The songs in the show—even in the relatively obscure early period of Act I (think “Yankee Doodle Dandy”)—evoke a nonspecific nostalgia. And our affection for them along with their dynamic appropriation makes us question that nostalgia. Mac turns our sentimentality against us by luring us into thinking about it, about not only the musical sources of it but also the ideas that our ancestors guzzled, coughed and sponged up rather than truly examining. It’s the patter between songs, and often within them, that makes this clear. The patter carries the thread of unique and gritty social observation that knits the show together.
A colonial-era drinking song whose name escapes me, for instance, prompts a digression about playing beer pong at a Dartmouth frat party, which sparks a reverie about the smell of piss, which sparks another about Dartmouth’s profile as the incubator of capitalists who piss expertly on the poor. Later, a nearly nude Mac will sing while fondling and groping a bald audience member in a blue blazer, afterward turning and quipping with a wink: “I picked you because you look like you went to Dartmouth.”
At another point an old round set to a nursery rhyme—“Oh dear what can the matter be?/Johnny’s so long at the fair”—prompts a digression about the woman imagined to be singing it. Left alone at home, worried “Betty” can’t look for Johnny herself because respectable women can’t go unaccompanied to fairs. This fact leads her to wonder about her rights, and then wonder whether Johnny might possibly be tarrying with some non-respectable woman at the fair. Betty’s thoughts eventually settle on ostracism of hussies rather than solidarity with women to gain rights. Mac remarks that “in capitalistic America, we always forgive the enemy and despise the outsider”—an observation judy chillingly ties to the aftermaths of all America’s major wars.

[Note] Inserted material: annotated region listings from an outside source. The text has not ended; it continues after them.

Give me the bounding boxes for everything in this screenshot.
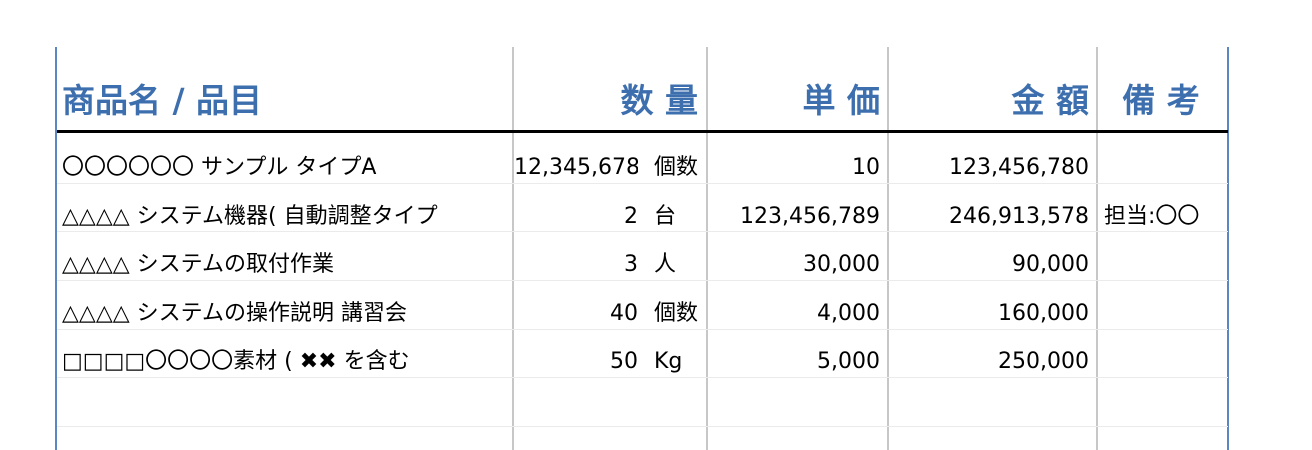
- column-divider-remarks: [1096, 47, 1098, 450]
- product-cell: 〇〇〇〇〇〇 サンプル タイプA: [62, 155, 377, 180]
- row-separator: [57, 426, 1228, 427]
- unit-cell: 台: [654, 204, 677, 229]
- table-left-border: [55, 47, 57, 450]
- quantity-cell: 2: [624, 204, 638, 229]
- unit-price-cell: 123,456,789: [740, 204, 880, 229]
- quantity-cell: 40: [610, 301, 638, 326]
- amount-cell: 250,000: [998, 349, 1089, 374]
- product-cell: △△△△ システムの操作説明 講習会: [62, 301, 408, 326]
- column-divider-unit-price: [706, 47, 708, 450]
- remarks-cell: 担当:〇〇: [1104, 204, 1200, 229]
- quantity-cell: 12,345,678: [514, 155, 638, 180]
- product-cell: △△△△ システムの取付作業: [62, 252, 335, 277]
- remarks-cell: [1104, 296, 1224, 332]
- amount-cell: 160,000: [998, 301, 1089, 326]
- product-cell: □□□□〇〇〇〇素材 ( ✖✖ を含む: [62, 349, 410, 374]
- unit-price-cell: 5,000: [817, 349, 880, 374]
- table-right-border: [1227, 47, 1229, 450]
- header-amount: 金 額: [1011, 81, 1090, 120]
- quantity-cell: 3: [624, 252, 638, 277]
- unit-price-cell: 10: [852, 155, 880, 180]
- header-unit-price: 単 価: [802, 81, 881, 120]
- product-cell: △△△△ システム機器( 自動調整タイプ: [62, 204, 438, 229]
- column-divider-amount: [887, 47, 889, 450]
- invoice-sheet: 商品名 / 品目 数 量 単 価 金 額 備 考 〇〇〇〇〇〇 サンプル タイプ…: [0, 0, 1312, 450]
- unit-cell: 人: [654, 252, 677, 277]
- header-remarks: 備 考: [1122, 81, 1200, 120]
- amount-cell: 123,456,780: [949, 155, 1089, 180]
- unit-price-cell: 4,000: [817, 301, 880, 326]
- remarks-cell: [1104, 150, 1224, 186]
- header-product: 商品名 / 品目: [62, 81, 263, 120]
- amount-cell: 90,000: [1012, 252, 1089, 277]
- header-quantity: 数 量: [620, 81, 699, 120]
- remarks-cell: [1104, 247, 1224, 283]
- unit-cell: 個数: [654, 301, 699, 326]
- unit-cell: Kg: [654, 349, 683, 374]
- amount-cell: 246,913,578: [949, 204, 1089, 229]
- unit-price-cell: 30,000: [803, 252, 880, 277]
- quantity-cell: 50: [610, 349, 638, 374]
- header-underline: [57, 130, 1228, 133]
- unit-cell: 個数: [654, 155, 699, 180]
- remarks-cell: [1104, 344, 1224, 380]
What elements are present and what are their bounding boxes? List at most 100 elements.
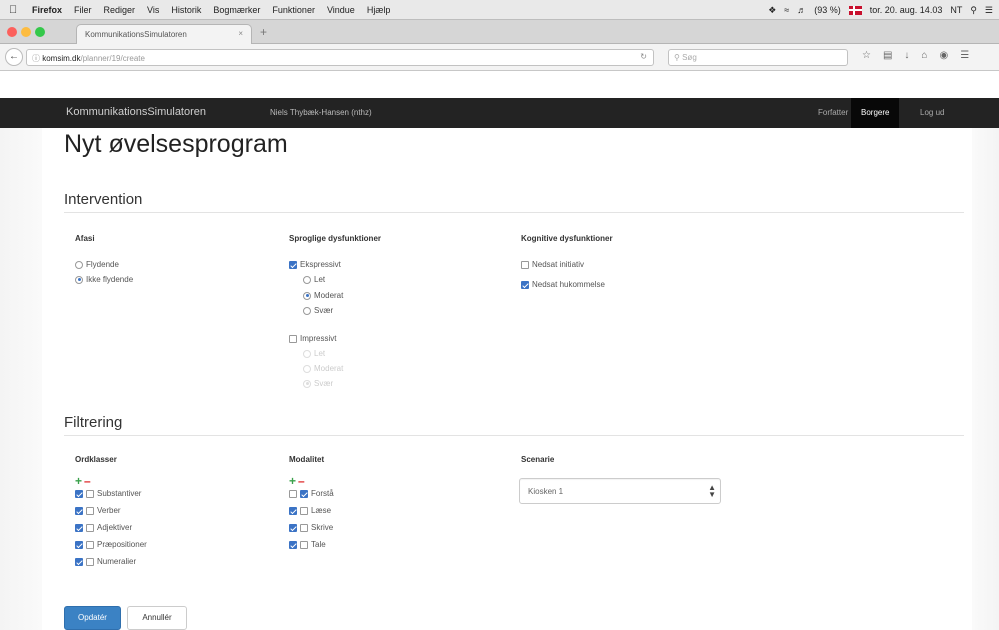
update-button[interactable]: Opdatér xyxy=(64,606,121,630)
menu-filer[interactable]: Filer xyxy=(74,5,92,15)
notification-center-icon[interactable]: ☰ xyxy=(985,5,993,16)
checkbox[interactable] xyxy=(75,523,83,532)
back-arrow-icon[interactable]: ← xyxy=(5,48,23,66)
scenarie-select[interactable]: Kiosken 1 ▲ ▼ xyxy=(519,478,721,504)
radio-button[interactable] xyxy=(303,275,311,284)
nav-borgere[interactable]: Borgere xyxy=(851,98,900,128)
option-label: Nedsat initiativ xyxy=(532,260,585,269)
checkbox[interactable] xyxy=(86,557,94,566)
menu-vindue[interactable]: Vindue xyxy=(327,5,355,15)
app-brand[interactable]: KommunikationsSimulatoren xyxy=(66,106,206,118)
checkbox[interactable] xyxy=(289,489,297,498)
volume-icon[interactable]: ♬ xyxy=(797,5,806,15)
checkbox[interactable] xyxy=(86,523,94,532)
modalitet-row-laese[interactable]: Læse xyxy=(289,506,331,515)
checkbox[interactable] xyxy=(86,540,94,549)
checkbox[interactable] xyxy=(75,540,83,549)
checkbox[interactable] xyxy=(300,506,308,515)
minus-icon[interactable]: – xyxy=(298,474,305,488)
option-label: Svær xyxy=(314,306,334,315)
checkbox[interactable] xyxy=(86,506,94,515)
window-close-button[interactable] xyxy=(7,27,17,37)
menu-funktioner[interactable]: Funktioner xyxy=(272,5,315,15)
user-menu[interactable]: NT xyxy=(950,5,962,15)
option-label: Forstå xyxy=(311,489,334,498)
nav-log-ud[interactable]: Log ud xyxy=(920,98,944,128)
ordklasse-row-substantiver[interactable]: Substantiver xyxy=(75,489,141,498)
site-identity-icon[interactable]: ⓘ xyxy=(32,54,40,63)
checkbox[interactable] xyxy=(75,506,83,515)
browser-tab[interactable]: KommunikationsSimulatoren × xyxy=(76,24,252,44)
ordklasse-row-praepositioner[interactable]: Præpositioner xyxy=(75,540,147,549)
checkbox[interactable] xyxy=(86,489,94,498)
menu-historik[interactable]: Historik xyxy=(171,5,201,15)
tab-close-icon[interactable]: × xyxy=(238,29,243,38)
ordklasse-row-adjektiver[interactable]: Adjektiver xyxy=(75,523,132,532)
menu-vis[interactable]: Vis xyxy=(147,5,159,15)
bookmark-star-icon[interactable]: ☆ xyxy=(862,50,871,61)
dropbox-icon[interactable]: ❖ xyxy=(768,5,776,16)
cancel-button[interactable]: Annullér xyxy=(127,606,187,630)
ordklasse-row-verber[interactable]: Verber xyxy=(75,506,121,515)
url-bar[interactable]: ⓘ komsim.dk/planner/19/create ↻ xyxy=(26,49,654,66)
impressivt-level-moderat: Moderat xyxy=(303,364,343,373)
afasi-option-ikke-flydende[interactable]: Ikke flydende xyxy=(75,275,133,284)
radio-button[interactable] xyxy=(303,291,311,300)
app-user-link[interactable]: Niels Thybæk-Hansen (nthz) xyxy=(270,108,372,117)
radio-button[interactable] xyxy=(303,306,311,315)
checkbox[interactable] xyxy=(521,280,529,289)
checkbox[interactable] xyxy=(75,489,83,498)
modalitet-row-skrive[interactable]: Skrive xyxy=(289,523,333,532)
checkbox[interactable] xyxy=(300,540,308,549)
afasi-option-flydende[interactable]: Flydende xyxy=(75,260,119,269)
modalitet-row-forsta[interactable]: Forstå xyxy=(289,489,334,498)
ekspressivt-level-let[interactable]: Let xyxy=(303,275,325,284)
wifi-icon[interactable]: ≈ xyxy=(784,5,789,15)
search-input[interactable]: ⚲ Søg xyxy=(668,49,848,66)
hamburger-menu-icon[interactable]: ☰ xyxy=(960,50,969,61)
impressivt-checkbox[interactable]: Impressivt xyxy=(289,334,336,343)
nav-forfatter[interactable]: Forfatter xyxy=(818,98,848,128)
datetime[interactable]: tor. 20. aug. 14.03 xyxy=(870,5,943,15)
checkbox[interactable] xyxy=(521,260,529,269)
download-icon[interactable]: ↓ xyxy=(904,50,909,61)
minus-icon[interactable]: – xyxy=(84,474,91,488)
menu-rediger[interactable]: Rediger xyxy=(104,5,136,15)
modalitet-label: Modalitet xyxy=(289,455,325,464)
ekspressivt-level-moderat[interactable]: Moderat xyxy=(303,291,343,300)
checkbox[interactable] xyxy=(289,334,297,343)
nedsat-initiativ-checkbox[interactable]: Nedsat initiativ xyxy=(521,260,584,269)
radio-button[interactable] xyxy=(75,275,83,284)
option-label: Numeralier xyxy=(97,557,137,566)
radio-button[interactable] xyxy=(75,260,83,269)
modalitet-row-tale[interactable]: Tale xyxy=(289,540,326,549)
nedsat-hukommelse-checkbox[interactable]: Nedsat hukommelse xyxy=(521,280,605,289)
apple-icon[interactable]:  xyxy=(9,0,25,20)
checkbox[interactable] xyxy=(289,260,297,269)
checkbox[interactable] xyxy=(300,523,308,532)
checkbox[interactable] xyxy=(300,489,308,498)
spotlight-icon[interactable]: ⚲ xyxy=(970,5,977,16)
checkbox[interactable] xyxy=(289,506,297,515)
checkbox[interactable] xyxy=(289,523,297,532)
option-label: Impressivt xyxy=(300,334,337,343)
home-icon[interactable]: ⌂ xyxy=(921,50,927,61)
menu-hjaelp[interactable]: Hjælp xyxy=(367,5,391,15)
menu-app-name[interactable]: Firefox xyxy=(32,5,62,15)
reload-icon[interactable]: ↻ xyxy=(640,52,647,61)
new-tab-icon[interactable]: + xyxy=(260,25,267,39)
ordklasse-row-numeralier[interactable]: Numeralier xyxy=(75,557,136,566)
checkbox[interactable] xyxy=(289,540,297,549)
ekspressivt-level-svaer[interactable]: Svær xyxy=(303,306,333,315)
window-zoom-button[interactable] xyxy=(35,27,45,37)
window-minimize-button[interactable] xyxy=(21,27,31,37)
ekspressivt-checkbox[interactable]: Ekspressivt xyxy=(289,260,341,269)
plus-icon[interactable]: + xyxy=(75,474,82,488)
menu-bogmaerker[interactable]: Bogmærker xyxy=(213,5,260,15)
battery-text[interactable]: (93 %) xyxy=(814,5,841,15)
danish-flag-icon[interactable] xyxy=(848,5,862,15)
pocket-icon[interactable]: ◉ xyxy=(939,50,948,61)
checkbox[interactable] xyxy=(75,557,83,566)
plus-icon[interactable]: + xyxy=(289,474,296,488)
reading-list-icon[interactable]: ▤ xyxy=(883,50,892,61)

Not everything in the grueling, three-hour, intermissionless act is as sharp and penetrating as I’ve made it sound. Nor would you want it to be, as Mac’s humor depends very much on rough, seat-of-your-pants spontaneity to take flight. (“Perfection is for assholes!”) All of that understood, I can’t think of a more worthwhile way to spend three, six, or, hell, if you have the stamina, twenty-four hours. It’s truly remarkable, for one thing, to find such deep patriotism in such an outsider artist, someone bullied and shunned who had more reason to hate than most but instead came out and imagined a bigger, more fabulous tent than any politician. You’ll never see American history in quite the same way again.